The last point on the whole stupid rules thing is the requirement to have your receipt examined upon exit. The official reason is so as to ensure that you have all the items that you’ve paid for, but obviously it’s more there to prevent theft and the like, but if you think about it, considering everything is in bulk it’s fucking hard to conceal 48 rolls of toilet paper in your jacket, isn’t it? Plus I also take exception to having someone physically prevent my exit until this receipt examination is carried out.
Simply put: I have selected products I require and paid for them in full. The transaction is complete and there should be no further requirement to interact with the trader thereafter. Furthermore, I have witnessed these receipt nazis inspect smaller purchases as well as purchases involving 3 full trolleys. In both instances, each respective receipt has been given nothing more than a cursory glance before the customer is waved on – proving that it’s pointless attempting enforce this stupid condition.
The Costco website states the following in the FAQ section:
Why am I asked to show my receipts as I exit the warehouse?
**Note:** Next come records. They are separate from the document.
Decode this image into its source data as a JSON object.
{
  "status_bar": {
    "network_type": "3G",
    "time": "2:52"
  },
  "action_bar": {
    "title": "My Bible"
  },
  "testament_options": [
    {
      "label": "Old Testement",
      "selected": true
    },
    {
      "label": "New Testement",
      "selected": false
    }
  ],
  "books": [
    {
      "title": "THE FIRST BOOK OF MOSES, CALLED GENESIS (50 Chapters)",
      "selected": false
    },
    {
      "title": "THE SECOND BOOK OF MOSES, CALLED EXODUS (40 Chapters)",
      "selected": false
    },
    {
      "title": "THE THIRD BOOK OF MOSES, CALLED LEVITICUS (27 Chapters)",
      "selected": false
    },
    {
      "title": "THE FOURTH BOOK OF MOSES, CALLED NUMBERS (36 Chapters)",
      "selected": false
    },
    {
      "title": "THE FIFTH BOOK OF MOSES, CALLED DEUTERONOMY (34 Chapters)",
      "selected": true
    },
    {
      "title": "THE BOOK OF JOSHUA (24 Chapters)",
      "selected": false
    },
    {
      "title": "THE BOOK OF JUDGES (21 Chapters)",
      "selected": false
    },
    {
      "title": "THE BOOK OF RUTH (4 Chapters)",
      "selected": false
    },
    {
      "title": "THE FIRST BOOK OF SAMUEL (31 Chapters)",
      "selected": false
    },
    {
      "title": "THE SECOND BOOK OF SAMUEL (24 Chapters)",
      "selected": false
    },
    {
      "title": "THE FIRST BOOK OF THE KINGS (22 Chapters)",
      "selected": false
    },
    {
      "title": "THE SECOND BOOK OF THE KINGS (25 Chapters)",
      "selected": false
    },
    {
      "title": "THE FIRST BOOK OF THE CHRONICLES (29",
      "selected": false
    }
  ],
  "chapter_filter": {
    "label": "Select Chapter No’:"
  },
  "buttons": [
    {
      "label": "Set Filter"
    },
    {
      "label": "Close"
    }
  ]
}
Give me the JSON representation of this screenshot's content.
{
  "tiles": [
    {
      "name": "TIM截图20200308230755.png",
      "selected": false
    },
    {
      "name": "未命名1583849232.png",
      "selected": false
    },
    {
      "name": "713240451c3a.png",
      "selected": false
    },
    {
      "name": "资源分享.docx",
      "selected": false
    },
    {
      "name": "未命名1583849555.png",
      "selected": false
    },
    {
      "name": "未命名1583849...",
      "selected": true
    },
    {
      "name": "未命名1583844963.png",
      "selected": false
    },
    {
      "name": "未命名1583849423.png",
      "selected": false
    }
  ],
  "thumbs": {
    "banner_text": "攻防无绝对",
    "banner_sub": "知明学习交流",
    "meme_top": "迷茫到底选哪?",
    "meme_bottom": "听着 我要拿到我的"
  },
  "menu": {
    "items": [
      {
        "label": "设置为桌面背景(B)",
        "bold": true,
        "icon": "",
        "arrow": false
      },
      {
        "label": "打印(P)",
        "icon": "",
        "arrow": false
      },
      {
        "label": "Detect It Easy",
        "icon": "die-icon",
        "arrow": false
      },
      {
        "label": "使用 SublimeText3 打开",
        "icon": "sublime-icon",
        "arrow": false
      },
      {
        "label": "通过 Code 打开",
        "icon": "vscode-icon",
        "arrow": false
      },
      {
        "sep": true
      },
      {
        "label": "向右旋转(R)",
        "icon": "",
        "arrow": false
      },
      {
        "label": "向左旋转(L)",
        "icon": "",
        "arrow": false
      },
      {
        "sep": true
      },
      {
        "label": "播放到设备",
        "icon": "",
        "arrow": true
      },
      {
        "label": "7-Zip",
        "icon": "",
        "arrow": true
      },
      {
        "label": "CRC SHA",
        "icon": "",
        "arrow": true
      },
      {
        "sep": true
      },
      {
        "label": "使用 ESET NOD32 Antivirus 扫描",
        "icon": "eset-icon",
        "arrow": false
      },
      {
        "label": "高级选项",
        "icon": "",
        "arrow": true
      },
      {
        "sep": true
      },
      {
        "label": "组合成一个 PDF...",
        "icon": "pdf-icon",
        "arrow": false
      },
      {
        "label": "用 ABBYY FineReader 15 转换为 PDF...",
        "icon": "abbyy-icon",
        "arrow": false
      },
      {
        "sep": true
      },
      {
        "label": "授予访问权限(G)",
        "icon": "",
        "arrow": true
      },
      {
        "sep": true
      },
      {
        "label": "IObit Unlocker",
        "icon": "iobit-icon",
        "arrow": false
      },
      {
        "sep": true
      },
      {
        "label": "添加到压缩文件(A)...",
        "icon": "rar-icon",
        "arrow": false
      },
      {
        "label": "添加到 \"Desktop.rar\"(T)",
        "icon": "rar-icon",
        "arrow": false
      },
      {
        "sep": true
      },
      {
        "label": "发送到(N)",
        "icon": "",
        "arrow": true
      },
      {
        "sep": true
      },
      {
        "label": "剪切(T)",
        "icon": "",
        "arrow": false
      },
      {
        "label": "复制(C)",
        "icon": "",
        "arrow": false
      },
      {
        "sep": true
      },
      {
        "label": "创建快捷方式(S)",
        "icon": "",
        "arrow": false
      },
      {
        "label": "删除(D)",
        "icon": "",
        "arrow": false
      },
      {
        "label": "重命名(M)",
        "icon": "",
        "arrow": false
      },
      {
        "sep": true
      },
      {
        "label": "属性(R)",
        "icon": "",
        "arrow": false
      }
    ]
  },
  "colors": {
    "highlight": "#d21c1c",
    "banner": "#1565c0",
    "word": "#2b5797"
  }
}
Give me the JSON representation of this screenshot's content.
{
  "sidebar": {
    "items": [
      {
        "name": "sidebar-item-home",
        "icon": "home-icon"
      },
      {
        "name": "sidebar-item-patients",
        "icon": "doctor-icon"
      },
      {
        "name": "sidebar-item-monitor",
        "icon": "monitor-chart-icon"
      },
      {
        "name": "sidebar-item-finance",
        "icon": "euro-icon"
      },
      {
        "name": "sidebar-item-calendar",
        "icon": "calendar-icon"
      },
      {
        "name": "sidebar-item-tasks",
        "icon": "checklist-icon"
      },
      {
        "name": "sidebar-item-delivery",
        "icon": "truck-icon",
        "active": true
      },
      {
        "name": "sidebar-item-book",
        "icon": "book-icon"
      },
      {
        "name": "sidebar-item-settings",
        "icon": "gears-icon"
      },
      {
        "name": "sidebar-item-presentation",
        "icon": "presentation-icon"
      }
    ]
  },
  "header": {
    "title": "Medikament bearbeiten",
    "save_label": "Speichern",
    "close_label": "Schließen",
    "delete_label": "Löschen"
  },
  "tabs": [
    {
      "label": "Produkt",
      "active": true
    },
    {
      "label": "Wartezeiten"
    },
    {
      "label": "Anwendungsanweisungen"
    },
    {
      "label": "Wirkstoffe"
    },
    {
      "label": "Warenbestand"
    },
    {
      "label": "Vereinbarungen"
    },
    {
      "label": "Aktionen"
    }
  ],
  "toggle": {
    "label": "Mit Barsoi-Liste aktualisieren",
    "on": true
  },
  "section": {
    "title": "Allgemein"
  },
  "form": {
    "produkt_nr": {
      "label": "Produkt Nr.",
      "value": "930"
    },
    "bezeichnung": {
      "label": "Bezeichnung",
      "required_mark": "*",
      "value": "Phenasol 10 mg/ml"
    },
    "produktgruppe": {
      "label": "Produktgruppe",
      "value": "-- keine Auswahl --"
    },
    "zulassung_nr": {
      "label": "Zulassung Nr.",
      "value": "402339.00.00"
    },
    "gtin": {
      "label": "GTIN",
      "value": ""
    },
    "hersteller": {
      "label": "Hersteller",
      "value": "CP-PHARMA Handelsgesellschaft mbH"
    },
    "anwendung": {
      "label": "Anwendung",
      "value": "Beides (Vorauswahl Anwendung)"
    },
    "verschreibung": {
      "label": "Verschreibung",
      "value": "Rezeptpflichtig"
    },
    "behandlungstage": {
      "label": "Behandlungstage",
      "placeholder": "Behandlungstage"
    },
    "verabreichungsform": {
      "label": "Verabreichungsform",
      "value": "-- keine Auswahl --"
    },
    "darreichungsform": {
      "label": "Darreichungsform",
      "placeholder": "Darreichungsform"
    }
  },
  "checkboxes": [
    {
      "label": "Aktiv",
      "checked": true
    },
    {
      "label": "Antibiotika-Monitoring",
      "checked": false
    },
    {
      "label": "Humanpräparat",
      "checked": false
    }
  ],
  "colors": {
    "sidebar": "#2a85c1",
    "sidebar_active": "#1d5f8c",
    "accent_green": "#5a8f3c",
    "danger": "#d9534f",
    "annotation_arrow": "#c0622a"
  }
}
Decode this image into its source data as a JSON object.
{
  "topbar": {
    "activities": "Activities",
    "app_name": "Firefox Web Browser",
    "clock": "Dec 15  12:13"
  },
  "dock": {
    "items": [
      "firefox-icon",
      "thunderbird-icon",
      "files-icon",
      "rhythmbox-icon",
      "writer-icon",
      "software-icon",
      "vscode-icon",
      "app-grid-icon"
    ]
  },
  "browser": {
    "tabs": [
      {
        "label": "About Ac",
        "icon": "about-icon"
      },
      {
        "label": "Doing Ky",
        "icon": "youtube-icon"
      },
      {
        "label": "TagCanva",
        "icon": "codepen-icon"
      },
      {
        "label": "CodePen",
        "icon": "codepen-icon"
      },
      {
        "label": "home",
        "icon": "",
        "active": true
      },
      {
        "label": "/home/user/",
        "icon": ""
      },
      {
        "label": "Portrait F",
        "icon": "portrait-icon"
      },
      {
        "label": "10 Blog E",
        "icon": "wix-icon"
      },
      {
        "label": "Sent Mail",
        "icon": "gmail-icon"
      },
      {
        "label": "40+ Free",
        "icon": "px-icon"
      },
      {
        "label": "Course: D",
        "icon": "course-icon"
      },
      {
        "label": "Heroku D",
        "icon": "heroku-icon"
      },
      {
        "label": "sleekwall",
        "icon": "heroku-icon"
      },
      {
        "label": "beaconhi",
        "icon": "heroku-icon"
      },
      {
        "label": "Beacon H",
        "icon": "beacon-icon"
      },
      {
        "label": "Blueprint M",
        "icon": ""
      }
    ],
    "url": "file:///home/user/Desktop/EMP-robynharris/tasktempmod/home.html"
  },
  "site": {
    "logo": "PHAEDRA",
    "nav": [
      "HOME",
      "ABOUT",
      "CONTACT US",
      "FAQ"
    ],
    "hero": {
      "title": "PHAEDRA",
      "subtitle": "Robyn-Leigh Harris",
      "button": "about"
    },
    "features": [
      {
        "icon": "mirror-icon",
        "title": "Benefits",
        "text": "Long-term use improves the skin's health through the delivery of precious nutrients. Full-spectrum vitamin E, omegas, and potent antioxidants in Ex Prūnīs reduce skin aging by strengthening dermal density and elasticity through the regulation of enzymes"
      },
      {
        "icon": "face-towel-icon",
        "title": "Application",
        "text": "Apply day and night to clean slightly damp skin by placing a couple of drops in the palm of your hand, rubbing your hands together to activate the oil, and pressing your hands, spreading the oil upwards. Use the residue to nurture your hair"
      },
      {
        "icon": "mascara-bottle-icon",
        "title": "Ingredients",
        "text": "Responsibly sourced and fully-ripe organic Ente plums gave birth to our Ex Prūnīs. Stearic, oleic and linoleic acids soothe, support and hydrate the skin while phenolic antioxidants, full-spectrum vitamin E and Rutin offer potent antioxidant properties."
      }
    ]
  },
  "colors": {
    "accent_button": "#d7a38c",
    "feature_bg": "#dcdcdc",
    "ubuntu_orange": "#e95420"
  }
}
Staffing the doors is our most effective method of maintaining accuracy in inventory control. It benefits both us and our members. This practice assists in checking that you received everything you paid for and were not overcharged or our undercharged for any item.
Given that a detailed examination of receipts upon exit is not generally undertaken, and isn’t even considered practical, I seriously fucking doubt that the practice exists in order to ensure that a member was incorrectly charged for an item. And am I really expected to believe that the staff member checking the receipts is familiar with the correct price of every single item available within Costco?
I alluded to this next point briefly in my liveblog post, but I’ll expand on it here: lack of choice.
While I certainly agree that some – if not most – products generally represent excellent value, it does come at a cost. For the most part there is only a single brand to choose from (or, sometimes the Kirkland brand and a name brand side-by-side), and within that single brand only a single variety on offer.
As an example, one might go to Coles to purchase a packet of 2-minute noodles. I’m fucked if I know all of the brands that might be on offer, but we’ll assume there is You’ll Hate Coles, Maggi and Fantastic. Under each of those brands is a selection of different flavours – such as Chicken, Beef, Oriential, etc. Problem with Costco is that there might only be one brand, and furthermore, only one flavour. So you’re pretty much fucked if you don’t like whatever single flavour of 2-min noodles that Costco is offering. I can’t really argue on the point of a lack of brand selection, but limited choice of the range under that brand? Get fucked.
When Costco first arrived in the country, it was heralded as a new era in shopping, and as a serious threat to both Coles and Woolworths. But if one wanted to be a jew thrifty, it’s probably possible to save the same amount of money with bulk purchasing of items from the supermarkets when they are on special.
I’ll be seriously surprised if Costco survive the Australian market. But I’ll be happy if they fuck off altogether.